Vervolgens wordt de samenwerking verder empirisch onderzocht en geanalyseerd door diepte-interviews met managers en uitvoerders van de verschillende stafafdelingen en projectorganisaties. De interviews zijn semigestructureerd opgezet, zodat er ruimte is voor vrije inbreng van werknemers en mogelijkheid tot doorvragen (Myers, 2013). Dit is van belang, omdat de verschillende afdelingen en werknemers te maken hebben met verschillende opdrachtgevers en managers. Van de stafafdelingen Communicatie, Real Estate Management, Public Affairs en Procurement wordt zowel een werknemer als een leidinggevende geïnterviewd. Ook van de projectorganisatie LP (Large Projects) wordt zowel een werknemer als leidinggevende geïnterviewd. Dit moet leiden tot minimaal tien interviews. Dit aantal is volgens Myers (2013) voldoende om informatie met een waardevolle interne validiteit te verkrijgen.

In aanvulling op de interviews kan gekozen worden om een focusgroep te organiseren, mits dit een toevoeging heeft op het onderzoek. Hiervoor wordt gekozen wanneer de interviews en beleidsdocumenten onvoldoende informatie verschaffen. Focusgroepen zijn groepsinterviews waarbij een groep van respondenten wordt gevraagd naar hun perceptie ten aanzien van verschillende onderwerpen (Myers, 2013).

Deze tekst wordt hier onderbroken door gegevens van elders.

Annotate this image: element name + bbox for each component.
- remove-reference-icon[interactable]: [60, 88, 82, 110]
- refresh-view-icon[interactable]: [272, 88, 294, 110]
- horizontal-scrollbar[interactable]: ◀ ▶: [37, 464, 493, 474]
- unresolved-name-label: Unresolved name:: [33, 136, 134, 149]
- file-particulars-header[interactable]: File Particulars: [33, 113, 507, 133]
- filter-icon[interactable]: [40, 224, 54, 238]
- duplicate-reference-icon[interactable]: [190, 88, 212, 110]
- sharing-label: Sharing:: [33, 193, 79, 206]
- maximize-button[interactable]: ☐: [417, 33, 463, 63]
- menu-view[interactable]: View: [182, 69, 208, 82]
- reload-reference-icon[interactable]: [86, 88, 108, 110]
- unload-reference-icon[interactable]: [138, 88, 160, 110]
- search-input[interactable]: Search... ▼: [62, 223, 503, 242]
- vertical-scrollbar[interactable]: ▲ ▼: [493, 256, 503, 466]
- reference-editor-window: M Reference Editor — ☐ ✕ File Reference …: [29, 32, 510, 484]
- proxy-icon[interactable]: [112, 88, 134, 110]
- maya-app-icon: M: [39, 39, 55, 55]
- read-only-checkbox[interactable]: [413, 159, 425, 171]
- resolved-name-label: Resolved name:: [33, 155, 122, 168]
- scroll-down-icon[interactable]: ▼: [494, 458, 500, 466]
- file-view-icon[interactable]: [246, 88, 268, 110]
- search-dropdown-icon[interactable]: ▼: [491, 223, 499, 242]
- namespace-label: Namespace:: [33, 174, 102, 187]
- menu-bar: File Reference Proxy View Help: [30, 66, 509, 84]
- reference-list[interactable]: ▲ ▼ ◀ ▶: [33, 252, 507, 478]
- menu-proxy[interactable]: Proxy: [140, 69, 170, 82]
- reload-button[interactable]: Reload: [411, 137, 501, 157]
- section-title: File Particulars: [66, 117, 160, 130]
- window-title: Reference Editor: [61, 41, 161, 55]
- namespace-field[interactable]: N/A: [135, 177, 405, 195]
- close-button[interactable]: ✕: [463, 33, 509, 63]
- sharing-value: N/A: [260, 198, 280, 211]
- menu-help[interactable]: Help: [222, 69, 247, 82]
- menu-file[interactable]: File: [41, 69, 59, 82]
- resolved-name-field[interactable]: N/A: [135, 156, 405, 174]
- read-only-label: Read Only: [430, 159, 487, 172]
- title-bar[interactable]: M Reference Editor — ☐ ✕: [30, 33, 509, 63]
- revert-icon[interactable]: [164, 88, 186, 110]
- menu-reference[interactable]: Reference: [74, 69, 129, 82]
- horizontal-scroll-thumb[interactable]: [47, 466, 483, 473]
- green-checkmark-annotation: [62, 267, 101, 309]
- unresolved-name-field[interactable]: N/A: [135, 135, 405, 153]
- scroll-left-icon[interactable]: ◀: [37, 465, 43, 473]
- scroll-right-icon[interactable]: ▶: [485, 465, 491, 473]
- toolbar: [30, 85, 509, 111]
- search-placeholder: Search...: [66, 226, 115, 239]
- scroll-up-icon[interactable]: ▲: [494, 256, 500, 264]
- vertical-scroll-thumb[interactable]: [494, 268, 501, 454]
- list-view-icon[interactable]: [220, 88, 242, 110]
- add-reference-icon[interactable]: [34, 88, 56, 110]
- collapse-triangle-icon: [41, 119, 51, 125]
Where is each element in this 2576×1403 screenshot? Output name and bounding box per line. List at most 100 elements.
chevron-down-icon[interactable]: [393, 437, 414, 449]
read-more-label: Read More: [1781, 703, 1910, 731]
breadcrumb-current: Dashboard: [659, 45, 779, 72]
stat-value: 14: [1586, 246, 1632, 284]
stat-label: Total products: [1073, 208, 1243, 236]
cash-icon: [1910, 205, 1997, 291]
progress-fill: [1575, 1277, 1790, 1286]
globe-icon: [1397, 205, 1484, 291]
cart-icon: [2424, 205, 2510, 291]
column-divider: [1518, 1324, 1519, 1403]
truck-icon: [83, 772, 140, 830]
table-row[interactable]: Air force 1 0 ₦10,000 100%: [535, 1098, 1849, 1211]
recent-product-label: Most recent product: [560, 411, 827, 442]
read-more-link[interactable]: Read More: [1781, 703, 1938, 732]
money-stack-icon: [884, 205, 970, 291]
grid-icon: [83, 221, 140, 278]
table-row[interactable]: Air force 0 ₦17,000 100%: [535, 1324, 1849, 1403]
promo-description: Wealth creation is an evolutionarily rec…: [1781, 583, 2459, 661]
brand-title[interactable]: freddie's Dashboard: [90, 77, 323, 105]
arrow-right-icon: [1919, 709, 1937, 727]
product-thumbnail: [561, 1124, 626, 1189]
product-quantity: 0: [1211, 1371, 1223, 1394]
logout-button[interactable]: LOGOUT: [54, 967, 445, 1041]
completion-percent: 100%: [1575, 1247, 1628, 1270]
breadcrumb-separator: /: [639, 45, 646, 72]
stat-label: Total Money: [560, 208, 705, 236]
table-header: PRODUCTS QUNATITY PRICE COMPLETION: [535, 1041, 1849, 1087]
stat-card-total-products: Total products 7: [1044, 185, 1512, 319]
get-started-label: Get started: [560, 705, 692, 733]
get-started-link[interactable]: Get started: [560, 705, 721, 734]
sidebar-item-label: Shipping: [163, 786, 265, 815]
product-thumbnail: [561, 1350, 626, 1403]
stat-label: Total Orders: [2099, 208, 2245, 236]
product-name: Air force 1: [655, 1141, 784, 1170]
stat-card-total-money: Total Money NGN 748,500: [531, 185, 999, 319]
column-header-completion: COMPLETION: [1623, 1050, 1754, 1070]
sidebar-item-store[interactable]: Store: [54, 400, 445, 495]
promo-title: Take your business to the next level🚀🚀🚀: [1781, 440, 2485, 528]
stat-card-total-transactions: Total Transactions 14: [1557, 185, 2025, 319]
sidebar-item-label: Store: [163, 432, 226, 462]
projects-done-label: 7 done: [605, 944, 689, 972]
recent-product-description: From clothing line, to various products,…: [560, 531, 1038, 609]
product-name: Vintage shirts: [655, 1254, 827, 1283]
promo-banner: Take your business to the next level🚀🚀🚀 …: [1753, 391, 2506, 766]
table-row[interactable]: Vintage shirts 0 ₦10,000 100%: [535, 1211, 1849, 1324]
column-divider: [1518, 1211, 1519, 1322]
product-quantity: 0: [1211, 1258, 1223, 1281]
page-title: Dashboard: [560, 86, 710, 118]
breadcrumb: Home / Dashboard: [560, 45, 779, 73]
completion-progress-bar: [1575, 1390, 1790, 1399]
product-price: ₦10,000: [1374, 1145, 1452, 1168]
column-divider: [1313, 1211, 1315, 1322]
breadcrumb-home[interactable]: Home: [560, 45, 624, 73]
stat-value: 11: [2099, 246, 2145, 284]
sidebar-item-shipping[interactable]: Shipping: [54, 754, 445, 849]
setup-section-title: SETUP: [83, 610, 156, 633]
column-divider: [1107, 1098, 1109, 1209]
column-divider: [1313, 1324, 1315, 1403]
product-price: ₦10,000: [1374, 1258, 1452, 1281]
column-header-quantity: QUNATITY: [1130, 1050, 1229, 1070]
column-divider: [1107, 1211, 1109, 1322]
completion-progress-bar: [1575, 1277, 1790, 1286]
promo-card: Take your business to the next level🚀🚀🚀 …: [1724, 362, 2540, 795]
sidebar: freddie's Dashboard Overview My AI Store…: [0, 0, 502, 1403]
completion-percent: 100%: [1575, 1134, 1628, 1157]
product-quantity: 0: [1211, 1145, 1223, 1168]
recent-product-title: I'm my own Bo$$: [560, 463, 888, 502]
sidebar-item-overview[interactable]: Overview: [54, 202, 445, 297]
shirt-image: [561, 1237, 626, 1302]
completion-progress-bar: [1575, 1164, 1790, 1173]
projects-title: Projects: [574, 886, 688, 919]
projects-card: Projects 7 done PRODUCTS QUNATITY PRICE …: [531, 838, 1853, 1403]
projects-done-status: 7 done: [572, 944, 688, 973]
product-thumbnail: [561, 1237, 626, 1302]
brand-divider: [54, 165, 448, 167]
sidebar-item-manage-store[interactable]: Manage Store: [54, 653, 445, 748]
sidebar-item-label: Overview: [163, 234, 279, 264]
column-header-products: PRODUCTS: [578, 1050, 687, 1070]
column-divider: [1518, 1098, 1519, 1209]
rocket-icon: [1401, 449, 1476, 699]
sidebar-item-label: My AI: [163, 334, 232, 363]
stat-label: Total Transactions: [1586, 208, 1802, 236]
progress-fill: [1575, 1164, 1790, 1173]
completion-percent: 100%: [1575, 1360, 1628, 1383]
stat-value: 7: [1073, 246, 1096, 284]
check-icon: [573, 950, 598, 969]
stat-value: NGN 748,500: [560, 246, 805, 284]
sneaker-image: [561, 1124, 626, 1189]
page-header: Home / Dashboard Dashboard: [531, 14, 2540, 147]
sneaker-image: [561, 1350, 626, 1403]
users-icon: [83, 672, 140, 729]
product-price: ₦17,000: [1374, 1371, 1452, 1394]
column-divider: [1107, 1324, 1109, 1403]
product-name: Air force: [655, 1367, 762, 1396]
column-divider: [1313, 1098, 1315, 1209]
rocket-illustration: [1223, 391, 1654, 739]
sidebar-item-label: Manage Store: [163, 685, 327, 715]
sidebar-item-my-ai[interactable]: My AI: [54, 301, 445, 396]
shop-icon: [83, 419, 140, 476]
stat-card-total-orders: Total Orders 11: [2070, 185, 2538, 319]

Aanvullend op de interviews is het voordeel van de focusgroep dat werknemers de mogelijkheid hebben om op elkaar te reageren (Myers, 2013). Focusgroepen zijn een goede toevoeging aan het onderzoek, omdat de conversatie tussen medewerkers en leidinggevenden van diverse afdelingen nieuwe informatie kan aantonen. Aan de hand van informatie uit interviews kan een interviewguide worden ontwikkeld waarmee de samenwerking verder geanalyseerd kan worden in een focusgroep (Myers, 2013). De participanten in de focusgroep bestaan in dat geval uit uitvoerders en managers van de verschillende stafafdelingen en projectorganisatie. Het empirische deel van het onderzoek wordt uitgevoerd binnen het project ZW380 kV West (ZWW) in de vleugel ZuidWest-West (ZWW) van TenneT in Arnhem.

12

In document Van samen werken naar samenwerken: (pagina 9-12)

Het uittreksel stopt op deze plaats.